Un cyclone de catégorie trois fait six morts sur la côte nord

Le cyclone tropical Jokwe a fait six morts et détruit plusieurs milliers d’habitations lorsqu’il s’est abattu sur le littoral nord du Mozambique les 7 et 8 mars, selon un haut responsable de la gestion des catastrophes.

Selon Bonifácio Antonio, directeur du service de coordination des secours d’urgence de l’Institut national de gestion des catastrophes (INGC), au moins 9 000 habitations et plus de 200 petites embarcations ont été détruites dans la province de Nampula, et les vents violents qui ont accompagné le cyclone ont emporté les toits d’au moins 80 établissements scolaires.
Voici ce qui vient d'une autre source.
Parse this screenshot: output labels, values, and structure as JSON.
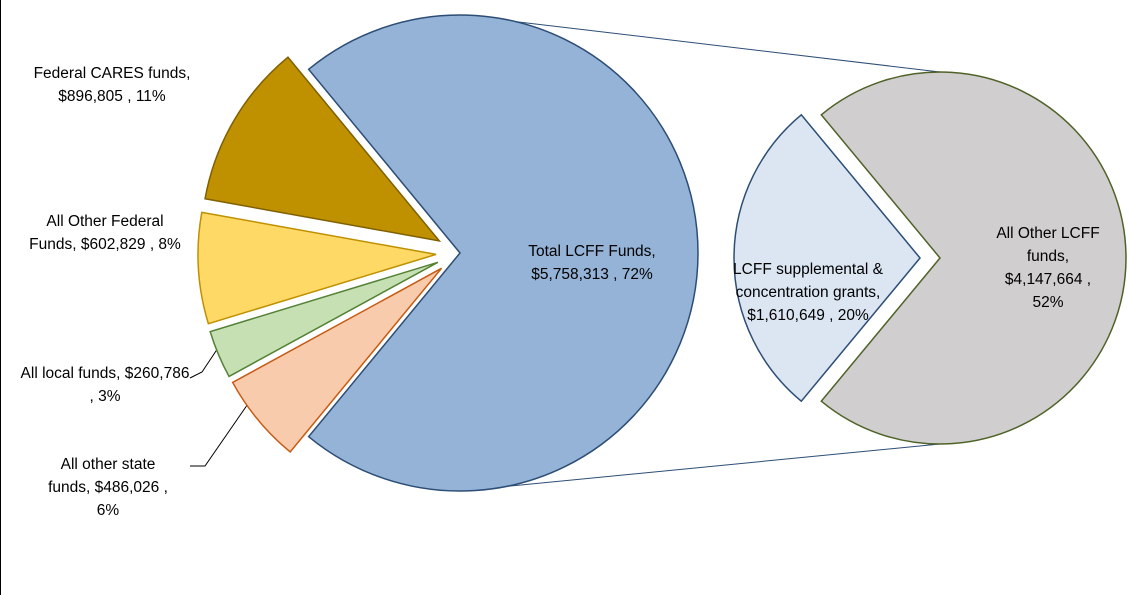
{
  "chart_data": {
    "type": "pie-of-pie",
    "categories": [
      "Total LCFF Funds,",
      "All other state funds,",
      "All local funds,",
      "All Other Federal Funds,",
      "Federal CARES funds,"
    ],
    "values": [
      5758313,
      486026,
      260786,
      602829,
      896805
    ],
    "value_labels": [
      "$5,758,313 , 72%",
      "$486,026 , 6%",
      "$260,786 , 3%",
      "$602,829 , 8%",
      "$896,805 , 11%"
    ],
    "colors": [
      "#95b3d7",
      "#f8cbad",
      "#c6e0b4",
      "#ffd966",
      "#bf9000"
    ],
    "strokes": [
      "#2c4d75",
      "#c55a11",
      "#548235",
      "#bf9000",
      "#7f6000"
    ],
    "secondary": {
      "categories": [
        "LCFF supplemental & concentration grants,",
        "All Other LCFF funds,"
      ],
      "values": [
        1610649,
        4147664
      ],
      "value_labels": [
        "$1,610,649 , 20%",
        "$4,147,664 , 52%"
      ],
      "colors": [
        "#dce6f2",
        "#d0cece"
      ],
      "strokes": [
        "#2c4d75",
        "#4f6228"
      ]
    }
  }
}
« Au moins 25 000 familles vivent dans la zone à risque, située dans les régions côtières du nord ; nous essayons encore d’évaluer les dégâts et de déterminer le nombre de personnes aujourd’hui à la rue », a-t-il indiqué.

Jokwe, cyclone de catégorie trois, n’a pas été aussi destructeur que Favio l’avait été en 2007 : cyclone de catégorie quatre, ce dernier avait rasé la ville côtière de Vilanculos, faisant 10 morts dans la province d’Inhambane, dans le sud.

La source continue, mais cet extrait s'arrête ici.